Monday, November 23, 2009

The Cowboy delivers

No not the Cowboys. Owen Nolan, the toughest son of a female dog around, took his 37-year-old body to the ice at the X, and nearly left without it. Throughout the game he threw the living corpse of his nineteen year NHL career at the puck, at the Islanders, and at the net. Remember his last target, because the Wild would need him to hit it to avoid overtime.

The entire team played an energetic and fast-paced first period. The New Yorkers couldn't hang on to the puck in any zone, and couldn't deal with the Wild's very improved puck-possession game. More time spent with their line-mates always improves the players sense of timing and positioning, but it's been the break-out of their defensive zone that's allowed the Wild to keep the puck after they've forced a turnover. What's helped has been an extra pass within the defensive zone in order to shake the opposing forecheck. Call it what you will, but playing with patience in their own zone has allowed a much faster and cleaner transition through the neutral zone. That's a good thing. Once they reach the opposing zone, they tend to lose their way, but getting there is half the battle.

Getting the first goal usually wins the game for the Wild, but for all the energy with which they opened the game, they were no properly awarded. Owen Nolan eschewed his body for the puck, hitting the net with a fluky bounce off the goaltender's skate as he fell into the boards. This was after taking numerous shots to the face, none of which were called by the referees. The Islanders got that benefit, but the Wild continued their strong power-play kill. New York went 0 for 6 on the night. The Isle got the equalizer not long into the second period, but were gracious enough to take back-to-back penalties, giving the Wild the dreaded 5-on-3 power play for more than a minute. Dreaded for all of the wrong reasons given the way the Wild have played with extra men in the past few games. Predictably, the Wild collapsed the New York defense, but really only got one good shot before the power-play died, buried side-by-side with the Wild's momentum. The Islanders took it to the Wild, the Wild did not score on their other two power-plays (0/4 in the period), and Josh Bailey took the lead after Backstrom got turned around on the Islanders' puck movement. More often than not this season, game over.

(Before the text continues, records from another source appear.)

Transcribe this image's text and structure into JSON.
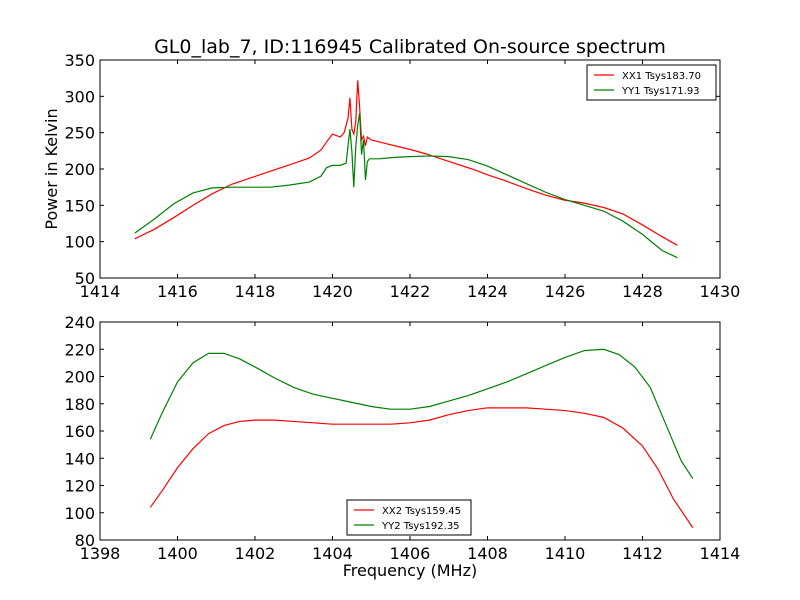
{
  "title": "GL0_lab_7, ID:116945 Calibrated On-source spectrum",
  "chart_data": [
    {
      "type": "line",
      "title": "GL0_lab_7, ID:116945 Calibrated On-source spectrum",
      "xlabel": "",
      "ylabel": "Power in Kelvin",
      "xlim": [
        1414,
        1430
      ],
      "ylim": [
        50,
        350
      ],
      "xticks": [
        1414,
        1416,
        1418,
        1420,
        1422,
        1424,
        1426,
        1428,
        1430
      ],
      "yticks": [
        50,
        100,
        150,
        200,
        250,
        300,
        350
      ],
      "legend_position": "upper right",
      "grid": false,
      "series": [
        {
          "name": "XX1 Tsys183.70",
          "color": "#ff0000",
          "points": [
            [
              1414.9,
              104
            ],
            [
              1415.4,
              117
            ],
            [
              1415.9,
              133
            ],
            [
              1416.4,
              150
            ],
            [
              1416.9,
              166
            ],
            [
              1417.4,
              179
            ],
            [
              1417.9,
              188
            ],
            [
              1418.4,
              197
            ],
            [
              1418.9,
              206
            ],
            [
              1419.4,
              215
            ],
            [
              1419.7,
              226
            ],
            [
              1419.9,
              241
            ],
            [
              1420.0,
              248
            ],
            [
              1420.1,
              246
            ],
            [
              1420.2,
              244
            ],
            [
              1420.3,
              250
            ],
            [
              1420.4,
              270
            ],
            [
              1420.45,
              298
            ],
            [
              1420.5,
              255
            ],
            [
              1420.55,
              248
            ],
            [
              1420.6,
              265
            ],
            [
              1420.65,
              322
            ],
            [
              1420.7,
              285
            ],
            [
              1420.75,
              240
            ],
            [
              1420.8,
              245
            ],
            [
              1420.85,
              232
            ],
            [
              1420.9,
              244
            ],
            [
              1421.0,
              240
            ],
            [
              1421.3,
              236
            ],
            [
              1421.6,
              232
            ],
            [
              1422.0,
              227
            ],
            [
              1422.4,
              221
            ],
            [
              1422.8,
              214
            ],
            [
              1423.2,
              207
            ],
            [
              1423.6,
              200
            ],
            [
              1424.0,
              192
            ],
            [
              1424.5,
              183
            ],
            [
              1425.0,
              173
            ],
            [
              1425.5,
              164
            ],
            [
              1426.0,
              157
            ],
            [
              1426.5,
              153
            ],
            [
              1427.0,
              147
            ],
            [
              1427.5,
              138
            ],
            [
              1428.0,
              123
            ],
            [
              1428.5,
              107
            ],
            [
              1428.9,
              95
            ]
          ]
        },
        {
          "name": "YY1 Tsys171.93",
          "color": "#008000",
          "points": [
            [
              1414.9,
              112
            ],
            [
              1415.4,
              131
            ],
            [
              1415.9,
              152
            ],
            [
              1416.4,
              167
            ],
            [
              1416.9,
              174
            ],
            [
              1417.4,
              175
            ],
            [
              1417.9,
              175
            ],
            [
              1418.4,
              175
            ],
            [
              1418.9,
              178
            ],
            [
              1419.4,
              182
            ],
            [
              1419.7,
              190
            ],
            [
              1419.85,
              202
            ],
            [
              1420.0,
              205
            ],
            [
              1420.2,
              205
            ],
            [
              1420.35,
              208
            ],
            [
              1420.45,
              255
            ],
            [
              1420.5,
              224
            ],
            [
              1420.55,
              175
            ],
            [
              1420.6,
              230
            ],
            [
              1420.65,
              260
            ],
            [
              1420.7,
              277
            ],
            [
              1420.75,
              220
            ],
            [
              1420.8,
              240
            ],
            [
              1420.85,
              185
            ],
            [
              1420.9,
              210
            ],
            [
              1420.95,
              214
            ],
            [
              1421.2,
              214
            ],
            [
              1421.6,
              216
            ],
            [
              1422.0,
              217
            ],
            [
              1422.5,
              218
            ],
            [
              1423.0,
              217
            ],
            [
              1423.5,
              213
            ],
            [
              1424.0,
              204
            ],
            [
              1424.5,
              192
            ],
            [
              1425.0,
              180
            ],
            [
              1425.5,
              168
            ],
            [
              1426.0,
              158
            ],
            [
              1426.5,
              150
            ],
            [
              1427.0,
              142
            ],
            [
              1427.5,
              128
            ],
            [
              1428.0,
              110
            ],
            [
              1428.5,
              88
            ],
            [
              1428.9,
              78
            ]
          ]
        }
      ]
    },
    {
      "type": "line",
      "title": "",
      "xlabel": "Frequency (MHz)",
      "ylabel": "",
      "xlim": [
        1398,
        1414
      ],
      "ylim": [
        80,
        240
      ],
      "xticks": [
        1398,
        1400,
        1402,
        1404,
        1406,
        1408,
        1410,
        1412,
        1414
      ],
      "yticks": [
        80,
        100,
        120,
        140,
        160,
        180,
        200,
        220,
        240
      ],
      "legend_position": "lower center",
      "grid": false,
      "series": [
        {
          "name": "XX2 Tsys159.45",
          "color": "#ff0000",
          "points": [
            [
              1399.3,
              104
            ],
            [
              1399.6,
              116
            ],
            [
              1400.0,
              133
            ],
            [
              1400.4,
              147
            ],
            [
              1400.8,
              158
            ],
            [
              1401.2,
              164
            ],
            [
              1401.6,
              167
            ],
            [
              1402.0,
              168
            ],
            [
              1402.5,
              168
            ],
            [
              1403.0,
              167
            ],
            [
              1403.5,
              166
            ],
            [
              1404.0,
              165
            ],
            [
              1404.5,
              165
            ],
            [
              1405.0,
              165
            ],
            [
              1405.5,
              165
            ],
            [
              1406.0,
              166
            ],
            [
              1406.5,
              168
            ],
            [
              1407.0,
              172
            ],
            [
              1407.5,
              175
            ],
            [
              1408.0,
              177
            ],
            [
              1408.5,
              177
            ],
            [
              1409.0,
              177
            ],
            [
              1409.5,
              176
            ],
            [
              1410.0,
              175
            ],
            [
              1410.5,
              173
            ],
            [
              1411.0,
              170
            ],
            [
              1411.5,
              162
            ],
            [
              1412.0,
              149
            ],
            [
              1412.4,
              132
            ],
            [
              1412.8,
              110
            ],
            [
              1413.3,
              89
            ]
          ]
        },
        {
          "name": "YY2 Tsys192.35",
          "color": "#008000",
          "points": [
            [
              1399.3,
              154
            ],
            [
              1399.6,
              173
            ],
            [
              1400.0,
              196
            ],
            [
              1400.4,
              210
            ],
            [
              1400.8,
              217
            ],
            [
              1401.2,
              217
            ],
            [
              1401.6,
              213
            ],
            [
              1402.0,
              207
            ],
            [
              1402.5,
              199
            ],
            [
              1403.0,
              192
            ],
            [
              1403.5,
              187
            ],
            [
              1404.0,
              184
            ],
            [
              1404.5,
              181
            ],
            [
              1405.0,
              178
            ],
            [
              1405.5,
              176
            ],
            [
              1406.0,
              176
            ],
            [
              1406.5,
              178
            ],
            [
              1407.0,
              182
            ],
            [
              1407.5,
              186
            ],
            [
              1408.0,
              191
            ],
            [
              1408.5,
              196
            ],
            [
              1409.0,
              202
            ],
            [
              1409.5,
              208
            ],
            [
              1410.0,
              214
            ],
            [
              1410.5,
              219
            ],
            [
              1411.0,
              220
            ],
            [
              1411.4,
              216
            ],
            [
              1411.8,
              207
            ],
            [
              1412.2,
              192
            ],
            [
              1412.6,
              165
            ],
            [
              1413.0,
              138
            ],
            [
              1413.3,
              125
            ]
          ]
        }
      ]
    }
  ]
}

Yet the Wild tied it on Mikko Koivu's, get this, power-play goal in the third period. The play was beautifully skated, beautifully passed, and beautifully finished with a one-time deflection. No standing around, passing back and forth between the points, which inevitably leads to a shot from one of those points. Not the way to score, on a power-play or otherwise. The way to score is to pass the puck from the goal-line, through the crease, and then back across the slot to Koivu's waiting blade. Misdirection that the goaltender cannot handle is the way to create scoring chances. Hopefully they can learn from that power-play.

They'll watch the tape from the end of the third as well. The Cowboy went to the net on Nick Schultz shot, and took a shot of his own from the Islander defense. Erik Belanger hustled to keep the puck in the zone, shooting it high as Nolan picked himself up from the ice in time to catch Belanger's shot, drop it to his stick, and shove in the winner. After the checks around the net, the sticks to his face, and his diving blocked shot (off of his laces no less), the game-winning catch-and-shoot seemed pretty easy. For a fiery Irishman like Owen Nolan, it probably was.